Malians will go to the polls Sunday in their millions to elect a new president they hope will usher in a new era of peace and democracy in the first election since a military coup upended one of the region’s most stable democracies.
Almost seven million voters have a choice between former prime minister Ibrahim Boubacar Keita and ex-finance minister Soumaila Cisse to lead the nation from a crisis which allowed Islamists last year to seize Mali’s vast desert north before they were dislodged by a French-led military intervention.
Both declared themselves confident of victory in the runoff, called after none of the 27 candidates in the first round on July 28 achieved an outright majority.
The election, the first since 2007, is crucial for unlocking more than $4 billion in aid promised after international donors halted contributions in the wake of last year’s coup.
The days leading up to the vote have been largely uneventful, with cities and towns deserted as Malians — over 90 percent of whom are Muslim — stayed at home to celebrate the Eid festival marking the end of the holy month of Ramadan.
The rivals have faced off before, losing the 2002 presidential election to Amadou Toumani Toure, who was overthrown by a military junta in March 2012 as he was preparing to end his final term in office.
The return to democratic rule will allow France to withdraw most of the 4,500 troops it sent to Mali in January to oust Al Qaeda-linked extremists who had occupied the north in the chaos which followed the coup, imposing a brutal regime of sharia law characterised by executions and amputations.
Keita, who is considered the favourite, was more than 20 percentage points ahead of his rival in the first round but Cisse has remained optimistic.
Cisse had complained about widespread fraud in the first round while more than 400,000 ballots from a turnout of 3.5 million were declared spoiled.
Mali’s Constitutional Court rejected the allegations, however, confirming that Keita, 68, had won 39.8 percent, while Cisse attracted a 19.7 percent share.
Keita has urged voters to hand him a “clear and clean” majority in the runoff to ensure victory cannot be “stolen”.
Keita claims to have the support of most of the candidates eliminated in the first round and is backed by Mali’s influential religious establishment, while Cisse has been endorsed by Adema, Mali’s largest political party.
A UN peacekeeping mission integrating more than 6,000 African soldiers is charged with ensuring security on Sunday and in the months after the election. By the end of the year it will have grown to 11,200 troops and 1,400 police.

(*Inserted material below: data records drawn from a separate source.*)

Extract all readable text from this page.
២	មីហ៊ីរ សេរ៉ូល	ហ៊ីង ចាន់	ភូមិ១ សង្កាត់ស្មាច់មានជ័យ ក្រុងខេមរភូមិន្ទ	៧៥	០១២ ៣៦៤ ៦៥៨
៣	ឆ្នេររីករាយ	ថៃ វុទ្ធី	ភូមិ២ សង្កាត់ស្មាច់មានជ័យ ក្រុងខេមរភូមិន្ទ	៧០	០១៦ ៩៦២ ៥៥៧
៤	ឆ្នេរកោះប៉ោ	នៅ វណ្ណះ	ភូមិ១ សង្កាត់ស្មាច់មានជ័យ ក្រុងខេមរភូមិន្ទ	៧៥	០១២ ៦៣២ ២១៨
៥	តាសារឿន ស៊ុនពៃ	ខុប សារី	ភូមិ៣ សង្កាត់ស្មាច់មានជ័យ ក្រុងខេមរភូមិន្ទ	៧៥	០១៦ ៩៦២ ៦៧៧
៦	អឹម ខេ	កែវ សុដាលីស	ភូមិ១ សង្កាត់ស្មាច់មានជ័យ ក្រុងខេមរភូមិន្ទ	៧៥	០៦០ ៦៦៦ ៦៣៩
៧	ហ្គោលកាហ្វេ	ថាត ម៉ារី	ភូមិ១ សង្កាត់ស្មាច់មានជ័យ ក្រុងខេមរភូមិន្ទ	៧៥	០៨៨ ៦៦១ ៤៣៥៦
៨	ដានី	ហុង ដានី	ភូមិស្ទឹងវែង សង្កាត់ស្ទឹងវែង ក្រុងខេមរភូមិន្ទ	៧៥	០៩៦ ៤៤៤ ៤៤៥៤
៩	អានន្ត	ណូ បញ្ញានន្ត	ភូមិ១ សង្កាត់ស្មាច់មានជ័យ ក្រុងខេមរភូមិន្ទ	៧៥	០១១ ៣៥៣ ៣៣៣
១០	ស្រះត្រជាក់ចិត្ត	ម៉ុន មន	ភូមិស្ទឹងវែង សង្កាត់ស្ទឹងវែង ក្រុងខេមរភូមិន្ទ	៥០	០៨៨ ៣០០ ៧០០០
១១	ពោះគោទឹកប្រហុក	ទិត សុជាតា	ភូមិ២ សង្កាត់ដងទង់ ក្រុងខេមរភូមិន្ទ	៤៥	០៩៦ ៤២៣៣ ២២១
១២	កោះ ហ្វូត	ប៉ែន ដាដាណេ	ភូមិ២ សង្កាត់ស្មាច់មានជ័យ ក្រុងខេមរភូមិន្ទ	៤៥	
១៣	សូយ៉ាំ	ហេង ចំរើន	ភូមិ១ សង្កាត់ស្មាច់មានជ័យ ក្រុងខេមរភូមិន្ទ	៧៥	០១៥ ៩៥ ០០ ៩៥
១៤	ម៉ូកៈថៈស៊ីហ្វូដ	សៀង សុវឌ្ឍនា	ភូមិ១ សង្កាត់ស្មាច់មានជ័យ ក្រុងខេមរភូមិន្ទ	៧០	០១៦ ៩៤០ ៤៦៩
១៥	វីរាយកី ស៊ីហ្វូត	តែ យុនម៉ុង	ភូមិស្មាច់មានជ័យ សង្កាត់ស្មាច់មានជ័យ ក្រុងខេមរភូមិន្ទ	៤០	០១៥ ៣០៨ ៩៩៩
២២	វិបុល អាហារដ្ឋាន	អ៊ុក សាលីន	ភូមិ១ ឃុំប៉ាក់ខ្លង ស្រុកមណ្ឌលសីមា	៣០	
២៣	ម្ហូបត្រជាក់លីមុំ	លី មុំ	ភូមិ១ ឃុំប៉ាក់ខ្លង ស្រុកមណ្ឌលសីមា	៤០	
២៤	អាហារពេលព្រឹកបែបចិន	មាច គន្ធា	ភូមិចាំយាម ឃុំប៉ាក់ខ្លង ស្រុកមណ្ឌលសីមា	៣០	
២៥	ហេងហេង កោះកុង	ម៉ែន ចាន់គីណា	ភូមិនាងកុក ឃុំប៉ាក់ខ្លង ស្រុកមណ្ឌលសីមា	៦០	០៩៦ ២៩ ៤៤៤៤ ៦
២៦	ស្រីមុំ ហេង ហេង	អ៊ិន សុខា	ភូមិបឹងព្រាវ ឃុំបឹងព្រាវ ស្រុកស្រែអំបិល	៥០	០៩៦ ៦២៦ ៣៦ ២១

Mali remains the continent’s third-largest gold producer but its $10.6 billion economy contracted 1.2 percent last year, and widespread poverty has contributed to unrest in the north, with several groups vying for control in the vacuum left when the Islamists fled.
The region is home predominantly to lighter-skinned Tuareg and Arab populations who accuse the sub-Saharan ethnic groups that live in the more prosperous south of marginalising them.